Well at least I have time to do a mail out and give the publisher the metaphorical finger as I am the publisher. If I can’t take advantage of being independently published then what’s the point? No one can tell me what to do, I’m just updating you about what I’m doing. So, no pre-order yet. Just a predictable delay based on the fact that when every act is undertaken independently, even with the best of time management, there comes a point where quality control has to step in and say – you need to control the quality of your life, it’s not as good as it could be. You have all the ingredients and they don’t have a sell by day, not even a launch date. They will keep and I’ll take the time to make a meal of it, a slow cooked marination not a microwaved flavourless, recycled consistency of speed and ease. So I’m going to take a break, plod along and enjoy the journey not run into the wall or over the waterfall of destination. It feels good to have made this decision.

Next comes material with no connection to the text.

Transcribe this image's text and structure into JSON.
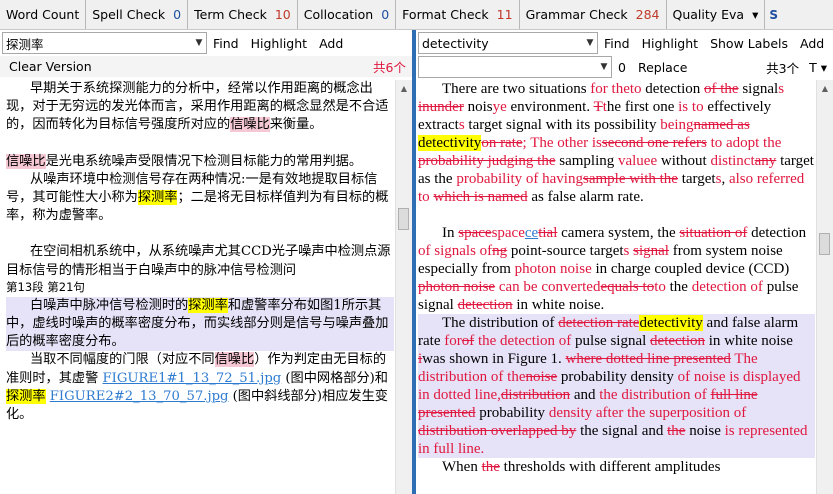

Of course I want the next book out, the shed built, the bikes accessible, and ready to ride, but it can’t all be done in one season. Anyway I’ll have a log burner in the shed so I can work there in the winter. I mean what would be the point if everything was done? I gotta back up my reasons for living here, after all I’m about to present the benefits of slow travel, the objectives and opportunities that present themselves when the pace is reduced to rambling, best make this lifestyle a reality again, as I don’t do fiction.